Por espacio de una hora, Ray se vio obligado a sonreír y a estrechar manos y a dar amablemente las gracias a todos por su presencia. Escuchó docenas de breves comentarios acerca de su padre y de las vidas en las que tanto había influido aquel gran hombre. Abrazó a ancianas que no conocía de nada. La procesión avanzaba lentamente para pasar primero por delante de Ray y Forrest y, a continuación, por delante del féretro, ante el cual cada persona se detenía y contemplaba tristemente el imperfecto retrato del Juez para seguir después hacia el ala oeste, donde esperaban los libros de firmas. Harry Rex iba de acá para allá, dirigiendo a la gente como un político.

En determinado momento de aquella dura prueba, Forrest desapareció, murmurando a Harry Rex que se iba a su casa de Memphis y que estaba muerto de cansancio.

Al final, Harry Rex le dijo a Ray en voz baja:

—La cola rodea todo el Palacio de Justicia. Es posible que tengas que pasar aquí toda la noche.

—Sácame de aquí —le contestó Ray, también en voz baja.

—¿Necesitas ir al lavabo? —preguntó Harry Rex, levantando la voz lo suficiente para que lo oyeran los de la cola que estaban más cerca.
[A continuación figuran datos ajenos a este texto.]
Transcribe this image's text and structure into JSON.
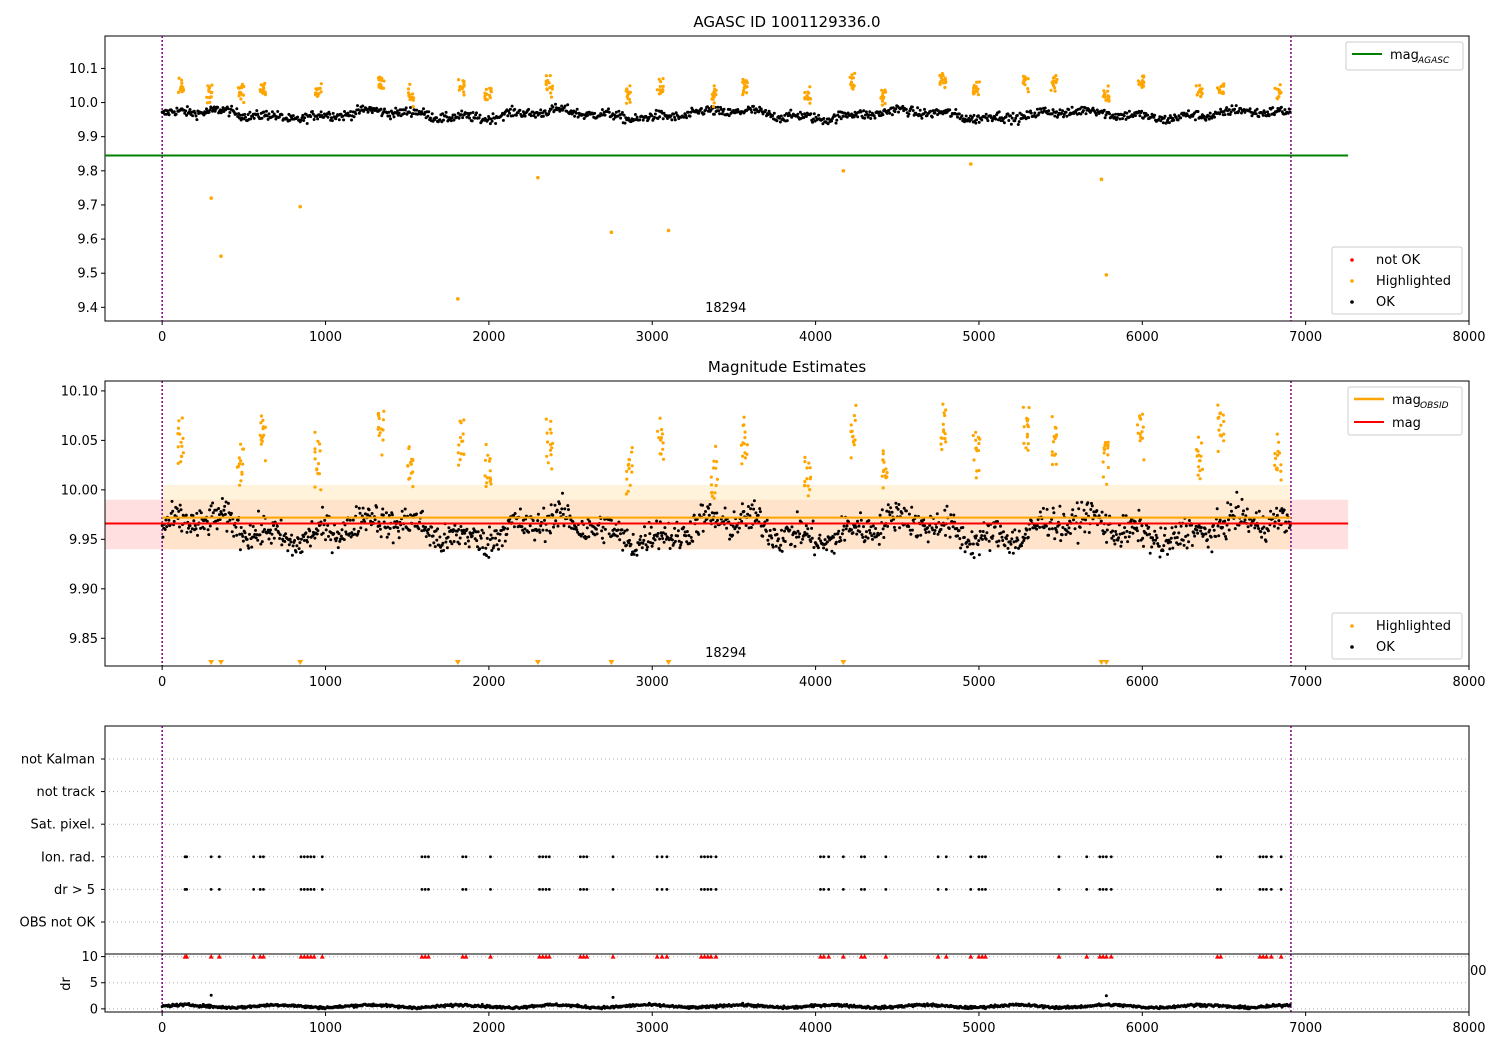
{
  "figure": {
    "title": "AGASC ID 1001129336.0",
    "vline_color": "#800080"
  },
  "chart_data": [
    {
      "type": "scatter",
      "title": "AGASC ID 1001129336.0",
      "xlim": [
        -350,
        8000
      ],
      "ylim": [
        9.36,
        10.195
      ],
      "xticks": [
        0,
        1000,
        2000,
        3000,
        4000,
        5000,
        6000,
        7000,
        8000
      ],
      "yticks": [
        9.4,
        9.5,
        9.6,
        9.7,
        9.8,
        9.9,
        10.0,
        10.1
      ],
      "xtick_labels": [
        "0",
        "1000",
        "2000",
        "3000",
        "4000",
        "5000",
        "6000",
        "7000",
        "8000"
      ],
      "ytick_labels": [
        "9.4",
        "9.5",
        "9.6",
        "9.7",
        "9.8",
        "9.9",
        "10.0",
        "10.1"
      ],
      "annotation": "18294",
      "annotation_x": 3450,
      "vlines_x": [
        0,
        6910
      ],
      "hlines": [
        {
          "name": "magAGASC",
          "y": 9.845,
          "x_range": [
            -350,
            7260
          ],
          "color": "#008000"
        }
      ],
      "legends": [
        {
          "position": "upper right",
          "entries": [
            {
              "label": "mag",
              "sub": "AGASC",
              "kind": "line",
              "color": "#008000"
            }
          ]
        },
        {
          "position": "lower right",
          "entries": [
            {
              "label": "not OK",
              "kind": "dot",
              "color": "#ff0000"
            },
            {
              "label": "Highlighted",
              "kind": "dot",
              "color": "#ffa500"
            },
            {
              "label": "OK",
              "kind": "dot",
              "color": "#000000"
            }
          ]
        }
      ],
      "series": [
        {
          "name": "OK",
          "color": "#000000",
          "x_range": [
            0,
            6910
          ],
          "level": 9.965,
          "spread": 0.02
        },
        {
          "name": "Highlighted",
          "color": "#ffa500",
          "clusters_x": [
            115,
            290,
            480,
            620,
            955,
            1340,
            1520,
            1830,
            1995,
            2370,
            2860,
            3050,
            3380,
            3565,
            3950,
            4230,
            4420,
            4780,
            4985,
            5290,
            5460,
            5780,
            5990,
            6350,
            6480,
            6830
          ],
          "clusters_y": [
            10.07,
            10.05,
            10.05,
            10.07,
            10.05,
            10.08,
            10.04,
            10.07,
            10.04,
            10.07,
            10.04,
            10.07,
            10.04,
            10.07,
            10.04,
            10.08,
            10.04,
            10.08,
            10.06,
            10.08,
            10.07,
            10.05,
            10.08,
            10.05,
            10.06,
            10.05
          ],
          "outliers_x": [
            300,
            360,
            845,
            1810,
            2300,
            2750,
            3100,
            4170,
            4950,
            5750,
            5780
          ],
          "outliers_y": [
            9.72,
            9.55,
            9.695,
            9.425,
            9.78,
            9.62,
            9.625,
            9.8,
            9.82,
            9.775,
            9.495
          ]
        }
      ]
    },
    {
      "type": "scatter",
      "title": "Magnitude Estimates",
      "xlim": [
        -350,
        8000
      ],
      "ylim": [
        9.822,
        10.11
      ],
      "xticks": [
        0,
        1000,
        2000,
        3000,
        4000,
        5000,
        6000,
        7000,
        8000
      ],
      "yticks": [
        9.85,
        9.9,
        9.95,
        10.0,
        10.05,
        10.1
      ],
      "xtick_labels": [
        "0",
        "1000",
        "2000",
        "3000",
        "4000",
        "5000",
        "6000",
        "7000",
        "8000"
      ],
      "ytick_labels": [
        "9.85",
        "9.90",
        "9.95",
        "10.00",
        "10.05",
        "10.10"
      ],
      "annotation": "18294",
      "annotation_x": 3450,
      "vlines_x": [
        0,
        6910
      ],
      "bands": [
        {
          "name": "mag",
          "y_range": [
            9.94,
            9.99
          ],
          "x_range": [
            -350,
            7260
          ],
          "color": "#ffc0c0"
        },
        {
          "name": "magOBSID",
          "y_range": [
            9.94,
            10.005
          ],
          "x_range": [
            0,
            6910
          ],
          "color": "#ffe8b8"
        }
      ],
      "hlines": [
        {
          "name": "magOBSID",
          "y": 9.972,
          "x_range": [
            0,
            6910
          ],
          "color": "#ffa500"
        },
        {
          "name": "mag",
          "y": 9.966,
          "x_range": [
            -350,
            7260
          ],
          "color": "#ff0000"
        }
      ],
      "off_scale_markers_x": [
        300,
        360,
        845,
        1810,
        2300,
        2750,
        3100,
        4170,
        5750,
        5780
      ],
      "legends": [
        {
          "position": "upper right",
          "entries": [
            {
              "label": "mag",
              "sub": "OBSID",
              "kind": "line",
              "color": "#ffa500"
            },
            {
              "label": "mag",
              "kind": "line",
              "color": "#ff0000"
            }
          ]
        },
        {
          "position": "lower right",
          "entries": [
            {
              "label": "Highlighted",
              "kind": "dot",
              "color": "#ffa500"
            },
            {
              "label": "OK",
              "kind": "dot",
              "color": "#000000"
            }
          ]
        }
      ],
      "series": [
        {
          "name": "OK",
          "color": "#000000",
          "x_range": [
            0,
            6910
          ],
          "level": 9.96,
          "spread": 0.022
        },
        {
          "name": "Highlighted",
          "color": "#ffa500",
          "clusters_x": [
            115,
            480,
            620,
            955,
            1340,
            1520,
            1830,
            1995,
            2370,
            2860,
            3050,
            3380,
            3565,
            3950,
            4230,
            4420,
            4780,
            4985,
            5290,
            5460,
            5780,
            5990,
            6350,
            6480,
            6830
          ],
          "clusters_y": [
            10.07,
            10.05,
            10.07,
            10.05,
            10.08,
            10.04,
            10.07,
            10.04,
            10.07,
            10.04,
            10.07,
            10.04,
            10.07,
            10.04,
            10.08,
            10.04,
            10.08,
            10.06,
            10.08,
            10.07,
            10.05,
            10.08,
            10.05,
            10.085,
            10.05
          ]
        }
      ]
    },
    {
      "type": "scatter",
      "title": "",
      "xlim": [
        -350,
        8000
      ],
      "categories": [
        "not Kalman",
        "not track",
        "Sat. pixel.",
        "Ion. rad.",
        "dr > 5",
        "OBS not OK"
      ],
      "flag_x": [
        140,
        150,
        300,
        350,
        560,
        600,
        620,
        850,
        870,
        890,
        910,
        930,
        980,
        1590,
        1610,
        1630,
        1840,
        1860,
        2010,
        2310,
        2330,
        2350,
        2370,
        2560,
        2580,
        2600,
        2760,
        3030,
        3060,
        3090,
        3300,
        3320,
        3340,
        3360,
        3390,
        4030,
        4050,
        4080,
        4170,
        4280,
        4300,
        4430,
        4750,
        4800,
        4950,
        5000,
        5020,
        5040,
        5490,
        5660,
        5740,
        5760,
        5780,
        5810,
        6460,
        6480,
        6720,
        6740,
        6760,
        6790,
        6850
      ],
      "legend_fragment": "00"
    },
    {
      "type": "scatter",
      "title": "",
      "ylabel": "dr",
      "xlim": [
        -350,
        8000
      ],
      "ylim": [
        -0.6,
        10.5
      ],
      "xticks": [
        0,
        1000,
        2000,
        3000,
        4000,
        5000,
        6000,
        7000,
        8000
      ],
      "yticks": [
        0,
        5,
        10
      ],
      "xtick_labels": [
        "0",
        "1000",
        "2000",
        "3000",
        "4000",
        "5000",
        "6000",
        "7000",
        "8000"
      ],
      "ytick_labels": [
        "0",
        "5",
        "10"
      ],
      "vlines_x": [
        0,
        6910
      ],
      "series": [
        {
          "name": "dr",
          "color": "#000000",
          "x_range": [
            0,
            6910
          ],
          "level": 0.5,
          "spread": 0.35
        },
        {
          "name": "dr > 10",
          "color": "#ff0000",
          "marker": "triangle",
          "y": 10
        }
      ]
    }
  ]
}
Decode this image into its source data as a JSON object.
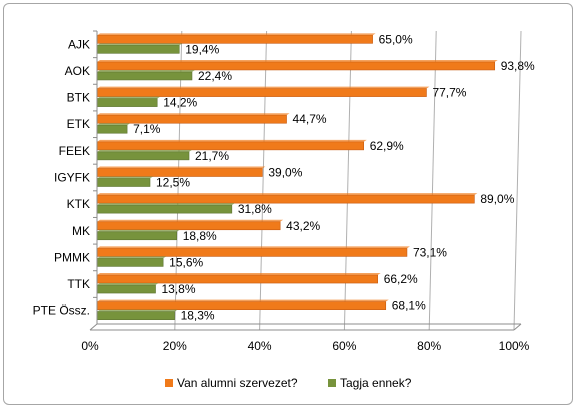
{
  "chart_data": {
    "type": "bar",
    "orientation": "horizontal",
    "categories": [
      "AJK",
      "AOK",
      "BTK",
      "ETK",
      "FEEK",
      "IGYFK",
      "KTK",
      "MK",
      "PMMK",
      "TTK",
      "PTE Össz."
    ],
    "series": [
      {
        "name": "Van alumni szervezet?",
        "color": "#f07a1a",
        "values": [
          65.0,
          93.8,
          77.7,
          44.7,
          62.9,
          39.0,
          89.0,
          43.2,
          73.1,
          66.2,
          68.1
        ],
        "labels": [
          "65,0%",
          "93,8%",
          "77,7%",
          "44,7%",
          "62,9%",
          "39,0%",
          "89,0%",
          "43,2%",
          "73,1%",
          "66,2%",
          "68,1%"
        ]
      },
      {
        "name": "Tagja ennek?",
        "color": "#77933c",
        "values": [
          19.4,
          22.4,
          14.2,
          7.1,
          21.7,
          12.5,
          31.8,
          18.8,
          15.6,
          13.8,
          18.3
        ],
        "labels": [
          "19,4%",
          "22,4%",
          "14,2%",
          "7,1%",
          "21,7%",
          "12,5%",
          "31,8%",
          "18,8%",
          "15,6%",
          "13,8%",
          "18,3%"
        ]
      }
    ],
    "xticks": [
      "0%",
      "20%",
      "40%",
      "60%",
      "80%",
      "100%"
    ],
    "xlim": [
      0,
      100
    ],
    "grid": true,
    "legend": "bottom",
    "title": "",
    "xlabel": "",
    "ylabel": ""
  }
}
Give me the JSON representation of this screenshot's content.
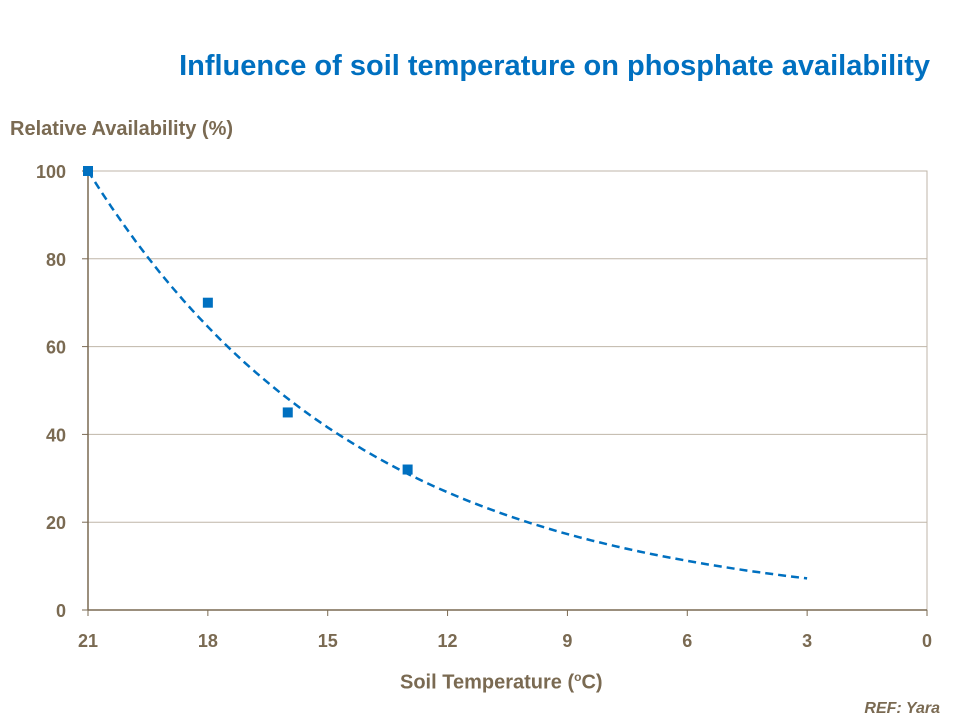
{
  "chart_data": {
    "type": "scatter",
    "title": "Influence of soil temperature on phosphate availability",
    "ylabel": "Relative Availability (%)",
    "xlabel": "Soil Temperature (",
    "xlabel_sup": "o",
    "xlabel_tail": "C)",
    "xlim": [
      21,
      0
    ],
    "x_reversed": true,
    "ylim": [
      0,
      100
    ],
    "xticks": [
      21,
      18,
      15,
      12,
      9,
      6,
      3,
      0
    ],
    "yticks": [
      0,
      20,
      40,
      60,
      80,
      100
    ],
    "grid": "horizontal",
    "points": {
      "x": [
        21,
        18,
        16,
        13
      ],
      "y": [
        100,
        70,
        45,
        32
      ]
    },
    "trendline": {
      "type": "exponential",
      "style": "dashed",
      "x": [
        21,
        18,
        15,
        12,
        9,
        6,
        3
      ],
      "y": [
        100,
        64.5,
        41.6,
        26.8,
        17.3,
        11.2,
        7.2
      ]
    },
    "colors": {
      "series": "#0070C0",
      "text": "#7A6A52",
      "grid": "#BFB6A8",
      "axis": "#7A6A52"
    }
  },
  "footer": {
    "ref": "REF: Yara"
  }
}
—Sí —contestó Ray, y empezó a retirarse.

Ambos se alejaron murmurando como si estuvieran comentando asuntos vitales y entraron en un estrecho pasillo. A los pocos segundos salieron a la parte posterior del Palacio de Justicia.

Se fueron de allí en el automóvil de Ray, naturalmente, rodeando primero la plaza para contemplar el panorama. La bandera de la fachada del Palacio de Justicia ondeaba a media asta. Una multitud aguardaba pacientemente para rendir homenaje al Juez.